The filesystem should issue a ‘write barrier’ after each stage of the transaction.
The software layer that exposes a filesystem interface using GooFS may maintain in-memory representation of the file directory of the allocation table. Yet these representations must be fully synchronised. The layer must be ready for a ‘power off’ at any time.
Such approach assumes that the actual disk driver underneath the virtual block device performs caching and the database that uses GooFS does its own caching.
The filesystem should flush caches periodically (every second by default) to increase durability of writes.
The directory listing may use in-memory metadata only. Access time should be updated in the root record.

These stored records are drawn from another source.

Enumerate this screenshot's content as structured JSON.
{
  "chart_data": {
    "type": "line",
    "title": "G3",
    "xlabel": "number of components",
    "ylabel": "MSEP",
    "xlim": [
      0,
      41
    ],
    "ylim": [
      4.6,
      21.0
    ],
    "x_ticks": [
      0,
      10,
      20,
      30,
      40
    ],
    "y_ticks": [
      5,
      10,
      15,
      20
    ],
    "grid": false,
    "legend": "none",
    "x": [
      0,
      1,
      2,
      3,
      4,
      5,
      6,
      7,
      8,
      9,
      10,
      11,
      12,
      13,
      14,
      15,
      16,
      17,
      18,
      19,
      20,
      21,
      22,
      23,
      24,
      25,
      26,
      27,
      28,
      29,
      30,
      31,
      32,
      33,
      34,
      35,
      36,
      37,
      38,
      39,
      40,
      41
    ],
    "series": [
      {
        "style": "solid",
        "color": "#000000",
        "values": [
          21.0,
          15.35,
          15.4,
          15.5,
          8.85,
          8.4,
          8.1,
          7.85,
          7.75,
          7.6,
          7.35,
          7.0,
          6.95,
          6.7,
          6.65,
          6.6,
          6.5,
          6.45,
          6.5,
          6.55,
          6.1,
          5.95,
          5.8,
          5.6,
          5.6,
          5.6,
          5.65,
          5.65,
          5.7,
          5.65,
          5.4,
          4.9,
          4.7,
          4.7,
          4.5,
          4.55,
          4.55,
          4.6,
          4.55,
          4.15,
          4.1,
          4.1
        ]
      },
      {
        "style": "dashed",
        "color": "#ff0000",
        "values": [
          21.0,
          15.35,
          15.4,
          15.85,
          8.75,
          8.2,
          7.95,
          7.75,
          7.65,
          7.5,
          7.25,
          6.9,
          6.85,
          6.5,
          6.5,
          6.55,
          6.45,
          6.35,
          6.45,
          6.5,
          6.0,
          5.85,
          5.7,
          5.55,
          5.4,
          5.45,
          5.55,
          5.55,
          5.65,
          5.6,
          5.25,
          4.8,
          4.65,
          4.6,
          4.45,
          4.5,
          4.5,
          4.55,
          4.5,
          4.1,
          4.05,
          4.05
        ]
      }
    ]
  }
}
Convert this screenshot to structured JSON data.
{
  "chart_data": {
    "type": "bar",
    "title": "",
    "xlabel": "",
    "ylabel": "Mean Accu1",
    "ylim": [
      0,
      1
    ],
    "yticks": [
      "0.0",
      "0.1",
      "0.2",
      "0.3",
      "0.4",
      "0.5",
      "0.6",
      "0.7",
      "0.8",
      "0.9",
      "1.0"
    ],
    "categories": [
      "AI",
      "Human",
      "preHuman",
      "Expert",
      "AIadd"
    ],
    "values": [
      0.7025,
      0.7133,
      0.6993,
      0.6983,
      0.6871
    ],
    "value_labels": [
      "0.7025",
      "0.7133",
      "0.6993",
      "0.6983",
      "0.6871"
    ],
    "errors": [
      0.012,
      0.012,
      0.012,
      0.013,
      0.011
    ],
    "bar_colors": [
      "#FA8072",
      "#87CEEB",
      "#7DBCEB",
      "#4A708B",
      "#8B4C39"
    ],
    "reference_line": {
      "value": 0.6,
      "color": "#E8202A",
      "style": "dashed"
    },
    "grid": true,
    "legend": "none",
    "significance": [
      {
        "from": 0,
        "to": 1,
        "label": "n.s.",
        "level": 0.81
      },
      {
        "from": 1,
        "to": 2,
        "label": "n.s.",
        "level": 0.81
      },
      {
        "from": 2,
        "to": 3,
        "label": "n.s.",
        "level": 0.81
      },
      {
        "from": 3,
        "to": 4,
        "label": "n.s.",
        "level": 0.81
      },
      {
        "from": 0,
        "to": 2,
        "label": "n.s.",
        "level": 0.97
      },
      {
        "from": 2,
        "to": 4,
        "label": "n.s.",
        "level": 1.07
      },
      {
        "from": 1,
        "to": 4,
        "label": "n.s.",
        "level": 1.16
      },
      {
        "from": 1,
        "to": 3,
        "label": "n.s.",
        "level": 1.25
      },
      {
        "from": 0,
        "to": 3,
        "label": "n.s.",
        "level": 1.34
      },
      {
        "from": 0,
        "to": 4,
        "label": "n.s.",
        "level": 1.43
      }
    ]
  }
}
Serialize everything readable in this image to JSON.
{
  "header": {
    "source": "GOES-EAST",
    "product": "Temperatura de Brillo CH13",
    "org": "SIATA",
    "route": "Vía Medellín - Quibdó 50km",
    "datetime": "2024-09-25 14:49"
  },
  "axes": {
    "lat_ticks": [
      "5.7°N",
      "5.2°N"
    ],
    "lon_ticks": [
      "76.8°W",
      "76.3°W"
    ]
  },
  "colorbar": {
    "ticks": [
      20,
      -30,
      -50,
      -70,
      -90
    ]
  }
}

Check that the number of files is less than nr_files
Find an unoccupied slot in the file directory
Update the file directory and the root record, both on disk and in memory
Retrieve the list of extents occupied by the file
Mark the directory entry as unoccupied
Mark all file extents as unoccupied
Update both the file directory, the root record, and the allocation table, in memory and on disk
Resolve read offset and size into a list of chunks, so that each chunk is within a single extent
Read the chunks and concatenate them
Update the access time of the file, both in memory and on disk
Determine if the file shrinks or grows
If the file shrinks, determine the extents that are no longer needed and mark them as unallocated
If the file grows, determine the number of additional extents it needs
If there is enough free space available, find unallocated extents and mark them as occupied by the file in the allocation table
Update the file modification time and the allocation table, both in memory and on disk
Check if the write operation changes the size of the file, perform the change size procedure if needed
Resolve write offset and size into a list of chunks, so that each chunk belongs to a single extent
Write data to the chunks
Update the modification time of the file, both in memory and on disk
Due to caching on various levels writes reach the disk media before the operation completes. This may lead to corruption of the file data in case of a ‘power off’ event.